Ya da benzer şekilde ABD’nin
‘Yahudi’ Dışişleri Bakanının Ankara ziyaretinde protesto
edilmesi, sivil toplum eliyle engelleniyor! MAZLUMDER, AKV gibi
kuruluşların önderliğinde kurulan platformlar dar bir çerçevede
eylemler organize etse de alana hâkim niceliksel olarak büyük
dernek ve vakıflar alandan çekildiği için bu eylemler görülmeyen,
gösterilmeyen cılız faaliyetler olarak kalıyor.
Avrupa’da ve dünyanın diğer
ülkelerinde sivil itaatsizlik giderek sivil mukavemete evrilirken
Türkiye’de sivil toplumun vazifesinin denetim olduğuna dair
kanaat yaygınlaştırılıyor. 1990’larda sivil toplum olgusunu en
iyi anlayan ve bunun üzerine yoğunlaşarak başarı elde eden
İslami camia, kurduğu bütün düşünsel/ahlaki yapıyı bir arka
bahçe organizasyonuyla heba ediyor.
Sivil
İtaatsizlikten Denetime!
Sivil toplumu, etkin olmaktan edilgen
olmaya iten denetim vazifesi üretilmiş bir görev olarak karşımızda
duruyor.

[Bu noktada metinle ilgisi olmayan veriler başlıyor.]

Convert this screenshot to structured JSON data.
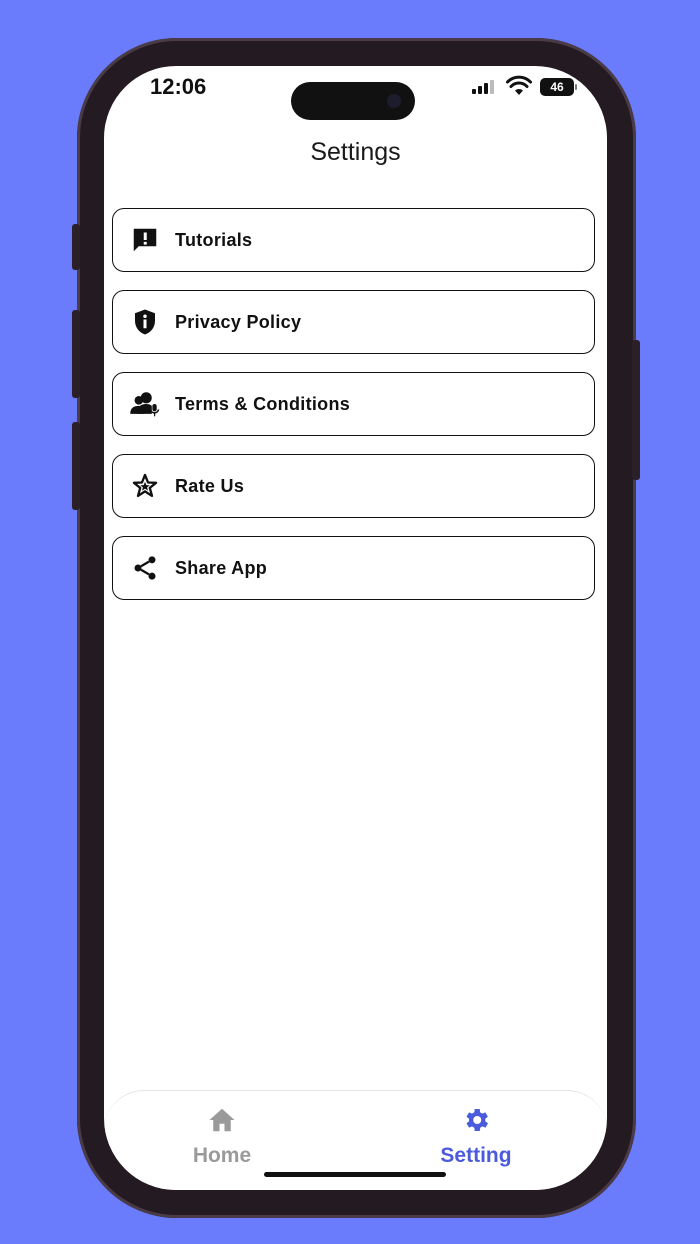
{
  "status": {
    "time": "12:06",
    "battery": "46"
  },
  "page": {
    "title": "Settings"
  },
  "menu": {
    "items": [
      {
        "label": "Tutorials",
        "icon": "alert-message-icon"
      },
      {
        "label": "Privacy Policy",
        "icon": "shield-info-icon"
      },
      {
        "label": "Terms & Conditions",
        "icon": "users-mic-icon"
      },
      {
        "label": "Rate Us",
        "icon": "star-icon"
      },
      {
        "label": "Share App",
        "icon": "share-icon"
      }
    ]
  },
  "tabbar": {
    "home_label": "Home",
    "setting_label": "Setting",
    "active": "setting",
    "active_color": "#4a5bdc",
    "inactive_color": "#9a9a9a"
  },
  "colors": {
    "background": "#6a7cfc"
  }
}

Otorite sivil toplum düşüncesini kendi çıkarlarına
uygun bir organizasyon şemasına dönüştürmeye çalışıyor.
Sivil toplum, yapılmış, sonlanmış bir iş ve eylem için elbette
denetim vazifesini yerine getirecektir (Kamu nezdinde kurulu bulunan
İnsan hakları kurulları, tüketici ve hasta hakları komisyonları
gibi). Ancak; sivil toplumun asıl vazifesi; otoriteyi,
yapacağı/yapabileceği insan hakları ihlallerine karşı önceden
uyarmak, gerekiyorsa legal güçleri ile tehdit etmek (oy vermemek,
satın almamak, kamuoyu desteği sağlamamak, protesto etmek,
açıklama yapmak vs.), otoriteyi düşünceleriyle yönlendirerek
yönetmek, söz hakkının kendisinde değil, toplumu oluşturan
özgür insanlarda olduğunu idarecilerinin belleklerine kazımaktır.
Otoritenin yaptığı iyi şeyleri
alkışlamak parti teşkilatlarının görevidir. Sivil toplum
iktidarda kim olursa olsun otoritenin hatalarına odaklanır.

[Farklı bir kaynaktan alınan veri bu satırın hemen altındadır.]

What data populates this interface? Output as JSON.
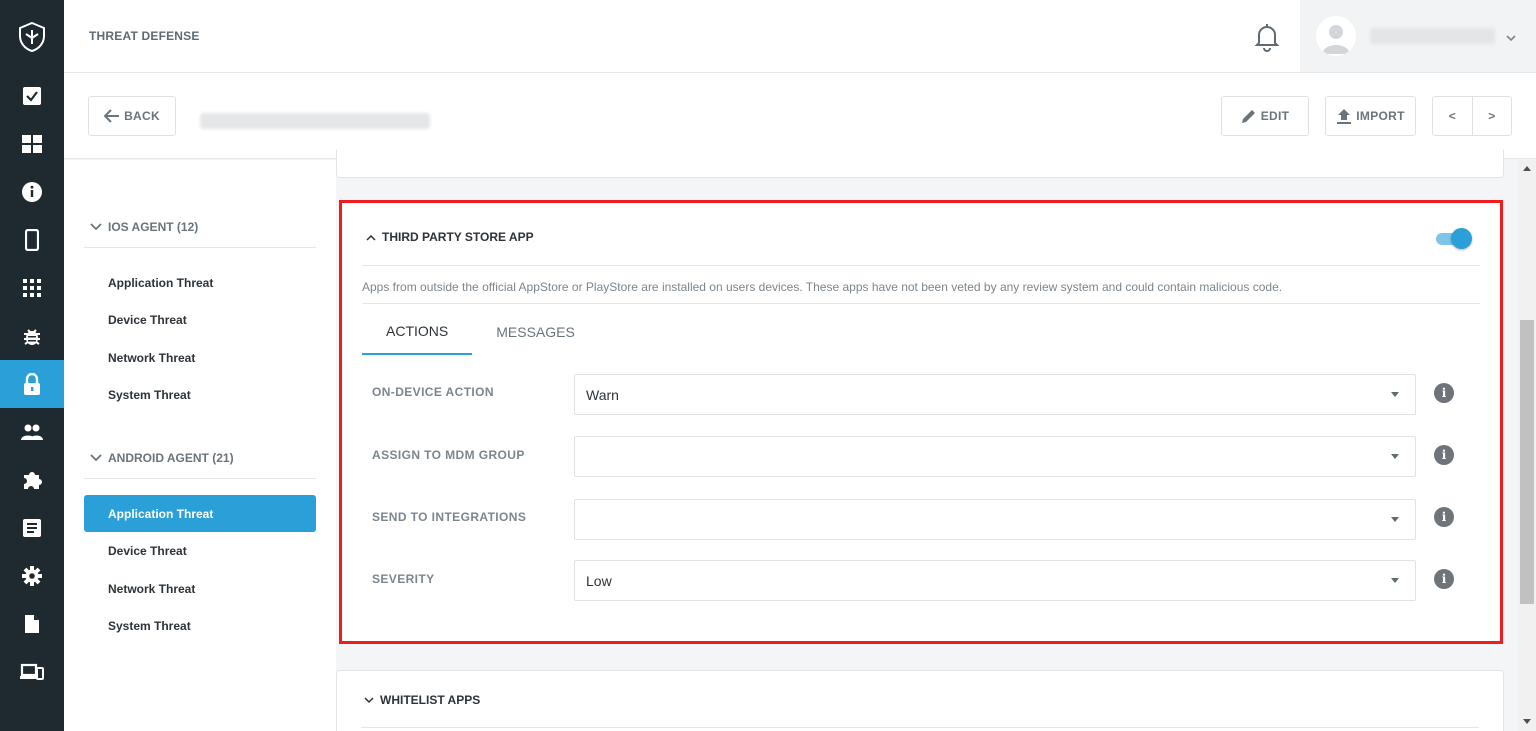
{
  "header": {
    "title": "THREAT DEFENSE"
  },
  "actionbar": {
    "back_label": "BACK",
    "edit_label": "EDIT",
    "import_label": "IMPORT",
    "prev_label": "<",
    "next_label": ">"
  },
  "tree": {
    "groups": [
      {
        "label": "IOS AGENT (12)",
        "items": [
          "Application Threat",
          "Device Threat",
          "Network Threat",
          "System Threat"
        ]
      },
      {
        "label": "ANDROID AGENT (21)",
        "items": [
          "Application Threat",
          "Device Threat",
          "Network Threat",
          "System Threat"
        ]
      }
    ],
    "selected": "ANDROID AGENT (21) / Application Threat"
  },
  "policy": {
    "title": "THIRD PARTY STORE APP",
    "enabled": true,
    "description": "Apps from outside the official AppStore or PlayStore are installed on users devices. These apps have not been veted by any review system and could contain malicious code.",
    "tabs": [
      "ACTIONS",
      "MESSAGES"
    ],
    "active_tab": "ACTIONS",
    "fields": [
      {
        "label": "ON-DEVICE ACTION",
        "value": "Warn"
      },
      {
        "label": "ASSIGN TO MDM GROUP",
        "value": ""
      },
      {
        "label": "SEND TO INTEGRATIONS",
        "value": ""
      },
      {
        "label": "SEVERITY",
        "value": "Low"
      }
    ]
  },
  "next_policy": {
    "title": "WHITELIST APPS"
  },
  "colors": {
    "rail_bg": "#1f2a30",
    "accent": "#2a9fd8",
    "highlight_border": "#ee1c1c"
  },
  "icons": {
    "rail": [
      "shield-logo-icon",
      "checkbox-icon",
      "dashboard-icon",
      "info-icon",
      "mobile-device-icon",
      "apps-grid-icon",
      "bug-icon",
      "lock-icon",
      "users-icon",
      "puzzle-icon",
      "list-icon",
      "settings-icon",
      "document-icon",
      "devices-icon"
    ],
    "header": [
      "bell-icon",
      "avatar-icon",
      "chevron-down-icon"
    ]
  }
}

Otorite, yaptığı iyi şeyleri zaten görevi bu olduğu için
yapmıştır, bir lütufta bulunmak için değil! Sivil toplumun
görevinin sadece kamunun denetlenmesi olduğu düşüncesi modern
otoritelerin planladığı bir rehin alma girişimidir.

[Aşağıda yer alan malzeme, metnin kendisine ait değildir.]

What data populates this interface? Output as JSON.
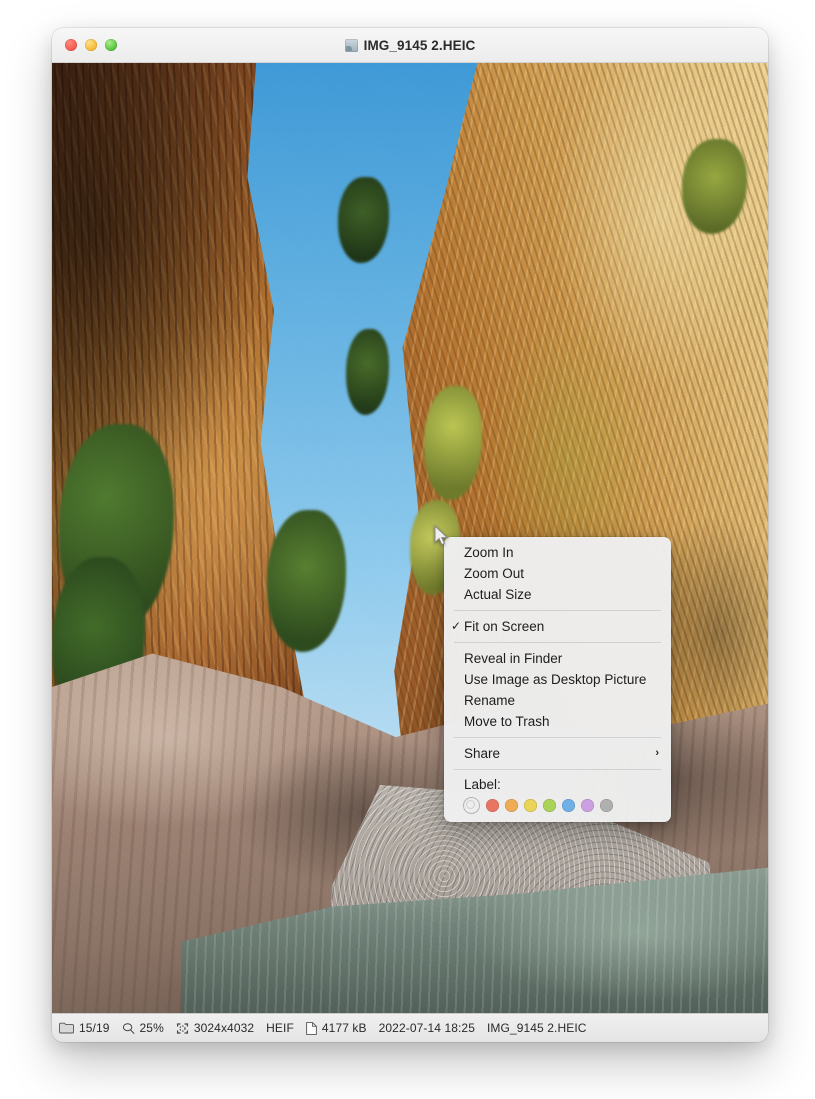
{
  "window": {
    "title": "IMG_9145 2.HEIC",
    "title_icon": "image-file-icon",
    "traffic_lights": [
      {
        "name": "close-button",
        "color": "#f3564b"
      },
      {
        "name": "minimize-button",
        "color": "#f3b82e"
      },
      {
        "name": "maximize-button",
        "color": "#52c13a"
      }
    ]
  },
  "photo": {
    "description": "Narrow rocky canyon gorge with sunlit golden cliff on the right, shaded orange-brown cliff on the left, blue sky above, boulders and a shallow stream below",
    "colors": {
      "sky_top": "#3e9ad8",
      "sky_bottom": "#dff0fb",
      "cliff_left": "#b06a2c",
      "cliff_right": "#e2bc75",
      "boulders": "#b89d8c",
      "water": "#6e8278",
      "vegetation": "#4f7a2e"
    }
  },
  "context_menu": {
    "sections": [
      {
        "items": [
          {
            "label": "Zoom In",
            "checked": false,
            "submenu": false
          },
          {
            "label": "Zoom Out",
            "checked": false,
            "submenu": false
          },
          {
            "label": "Actual Size",
            "checked": false,
            "submenu": false
          }
        ]
      },
      {
        "items": [
          {
            "label": "Fit on Screen",
            "checked": true,
            "submenu": false
          }
        ]
      },
      {
        "items": [
          {
            "label": "Reveal in Finder",
            "checked": false,
            "submenu": false
          },
          {
            "label": "Use Image as Desktop Picture",
            "checked": false,
            "submenu": false
          },
          {
            "label": "Rename",
            "checked": false,
            "submenu": false
          },
          {
            "label": "Move to Trash",
            "checked": false,
            "submenu": false
          }
        ]
      },
      {
        "items": [
          {
            "label": "Share",
            "checked": false,
            "submenu": true,
            "submenu_glyph": "›"
          }
        ]
      }
    ],
    "checkmark_glyph": "✓",
    "label_section": {
      "title": "Label:",
      "swatches": [
        {
          "name": "label-none",
          "color": "none"
        },
        {
          "name": "label-red",
          "color": "#e87561"
        },
        {
          "name": "label-orange",
          "color": "#eeac55"
        },
        {
          "name": "label-yellow",
          "color": "#e9d457"
        },
        {
          "name": "label-green",
          "color": "#acd359"
        },
        {
          "name": "label-blue",
          "color": "#6fb0e8"
        },
        {
          "name": "label-purple",
          "color": "#ccA0e0"
        },
        {
          "name": "label-gray",
          "color": "#b0b0b0"
        }
      ]
    }
  },
  "status_bar": {
    "items": [
      {
        "icon": "folder-icon",
        "text": "15/19"
      },
      {
        "icon": "magnifier-icon",
        "text": "25%"
      },
      {
        "icon": "crop-marks-icon",
        "text": "3024x4032"
      },
      {
        "icon": "",
        "text": "HEIF"
      },
      {
        "icon": "document-icon",
        "text": "4177 kB"
      },
      {
        "icon": "",
        "text": "2022-07-14 18:25"
      },
      {
        "icon": "",
        "text": "IMG_9145 2.HEIC"
      }
    ]
  }
}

Gerçeklik algısını yönetenler, o
resimdeki aynaya yansıyan balerinlere işaret ediyorlar. Ne kadar
ritmik, estetik dans ettikleri, ne kadar mutlu oldukları aynanın
bize gösterdiği ve sürekli gözümüze sokulan bir yanılsama.
Kimse aynanın önünde dans eden öteki balerinin yansımasının
neden görülmediğini sorgulamıyor. Aynada gösterilenle gerçekte
olanın farkına hakikat diyoruz. Aynada yansıması olup olmadığına
bakmadan ve hatta o sahte siluetlerle yanyana gelmemeyi
bilerek-isteyerek tercih eden, görülmek arzusuyla yanıp
tutuşmayan, rehin alınamamış akıllara saygı duymamız; gönüllü
rehinelerle ise insaniyet namına irtibatımızı kesmemiz gerekiyor.